Well - as long as you are only going to talk to what the driver exports,
ok...

But, what if I want to talk to a Fabric Service or Switch entity the
driver
doesn't typically log into or stay logged into ?  Or what if I want to
talk
to another FCP initiator (not FCP traffic, but rather just ELS's/CT
traffic)
or want to talk to a non-FCP port, but the driver only enumerated the
rports
associated with FCP Targets ?  Or what if I just want to FC-Ping some
random
FC address ?

Somehow we have to make the driver/transport enumerate the device that
we
want to talk to.  Along with this, I'm assuming the driver has to
initiate/do
the basic PLOGI to the other address, and be told when to tear it down.
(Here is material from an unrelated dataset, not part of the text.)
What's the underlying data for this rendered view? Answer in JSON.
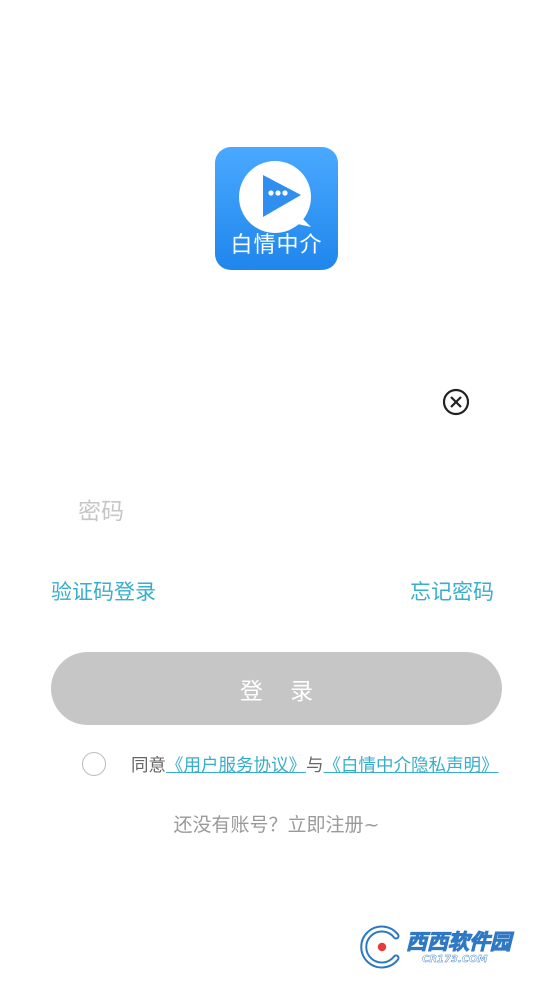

Another part I don't like about the "create a file for each enumeration"
is,
we rarely use these files. If the SAN is big, the system has lots of
adapters,
and so on, why make the system allocate/maintain/etc all of these things
that
are rarely used ? When you start enumerating per phy, and with logical
entities
layering on top of the physical thingies, it can really grow. At what
point does
SGIO run out of dev_t space ?  Consider that we are enumerating many
adapters in 
an enterprise system; and on the physical level down to phys, and
everything
on the transport such as expanders and phys on expanders and targets and
luns;
and add in virtualization such as NPIV or VSANs, each with potentially
large
san connectivity and their own large trees of these things... 
Does SGIO actually scale ?

> In general, I've been walking through the code to figure out overall  
> design
> and implementation details about SAS SMP handling.
> 1. when each of target device detected, a request_queue for the device
>   allocated/associated to it.
> 2. each of device gets device file under sysfs and the device file is
>   used to send SMP via bsg and the packets get serviced in 
> the nature of
>   bidi.
> 
> I also think it should be safe to implement FC-CT/ELS support in the
> manner similar to the SAS SMP.
> Please let me know for any other missing pieces.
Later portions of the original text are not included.